Sir, we write in relation to Respiratory protection in dentistry,1 a very comprehensive and informative article. However, there are a few points that we would like to draw to your readers' attention, in relation to infection prevention and control measures recommended by Public Health England (PHE) in the North East and Yorkshire:

  1. 1.

    PHE does not advocate placing a surgical mask over a valved respirator ('double-masking') to afford additional protection to the patient from the wearer. HSE2 and NOISH3 instead recommend that a full-face visor is worn in front of all respirators. A full-face visor will protect the respirator from droplet/splatter contamination, and may provide a physical barrier between the patient and exhaled breath/droplets from the wearer. Another concern with 'double masking' is that it could affect its function and may restrict the wearer's ability to breathe

  2. 2.

    PHE would not promote the routine sharing of reusable respirators between staff. Ideally, each member of staff should have their own reusable respirator for optimal infection prevention and control

  3. 3.

    PHE have had confirmed by a 'Fit2Fit' assessor who advises PHE and the Office of the Chief Dental Officer (OCDO) on fit testing best practice that a full-face visor should not be worn during qualitative fit testing. It is only the headband/frame (with the Perspex shield detached) that should be worn, if it could affect the fit of the respirator.

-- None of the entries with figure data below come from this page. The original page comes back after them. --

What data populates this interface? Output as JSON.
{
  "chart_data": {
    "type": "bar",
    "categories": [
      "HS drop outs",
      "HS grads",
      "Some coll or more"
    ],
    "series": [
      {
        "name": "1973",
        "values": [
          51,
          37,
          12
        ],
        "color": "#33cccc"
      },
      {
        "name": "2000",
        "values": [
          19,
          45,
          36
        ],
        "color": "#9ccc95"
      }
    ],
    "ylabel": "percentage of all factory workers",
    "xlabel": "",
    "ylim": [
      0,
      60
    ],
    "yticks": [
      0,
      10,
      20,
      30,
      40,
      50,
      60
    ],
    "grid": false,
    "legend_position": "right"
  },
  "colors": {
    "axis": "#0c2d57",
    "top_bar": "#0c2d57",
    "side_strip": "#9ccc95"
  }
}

The Perspex shield should not be worn as it could act as a barrier between the nebulised fit test solution and the respirator, possibly creating false passes. If the Perspex shield cannot be detached, the whole visor should not be worn. At the outset of fit testing, there was uncertainty about whether the visor should be worn during fit testing. Once we received clarification, some clinicians required a re-test.4We have been in discussion to request that the updated version of the Fit2Fit companion5 clarifies this issue going forward.

Tarik Shembesh, Samy Darwish and Kariem El-Boghdadly respond: We thank Shah et al. for their valuable discourse in response to our paper.1 We wish to highlight some pertinent considerations to further the reader's understanding of respiratory protection.

In relation to double-masking, we agree with the recommendations of HSE2 and NOISH3 of wearing a suitably designed face shield with all respirators, let alone valved ones. Although some professional bodies have made recommendations about double-masking,3,6 we accept that recommendations do often change depending on supply and emergence of evidence. Therefore, it is important to understand the principles behind any recommendations and take a pragmatic approach whenever possible, but also to drive research to answer any gaps in knowledge. There are some disposable respirators with a shrouded valve that are likely to be the ideal product within a healthcare setting. We also welcome developments of disposable filters to be placed over the valves of reusable respirators that are in development by some manufacturers. We urge the profession to help drive such developments so they can become available to the healthcare workforce, including in dentistry, as they will help protect both the patient and wearer whilst maintaining optimum working conditions.

With regard to the sharing of reusable respirators between staff, whilst the manufacturers consider sharing suitably disinfected reusable respirators acceptable practice as has long been the case in industries beyond healthcare, we also agree that it is best practice for each member of the workforce to ideally be in possession of a respirator for their own exclusive use - though we were unable to find guidance explicitly supporting this. Each wearer should be taught responsibility for their own exclusive respirator including how to clean, maintain and inspect it to ensure its fitness for use and to regularly log the inspection, as per manufacturers' instructions.

Finally, as accredited fit-testers, we strongly support the stance, both in theory and practice, that visor shields should not be worn during qualitative fit-testing procedures, though bridge-mounted visor frames or head straps should. Any barrier that could potentially prevent the testing solution reaching the periphery of the mask risks invalidating the test. Wearing the frame ensures as close a replication to the true working conditions as possible. This concern is of course only relevant to the qualitative fit-test as the quantitative fit-test depends on particle counts through a tube attached directly to the respirator via an adaptor, and thus wearing a visor is suitable.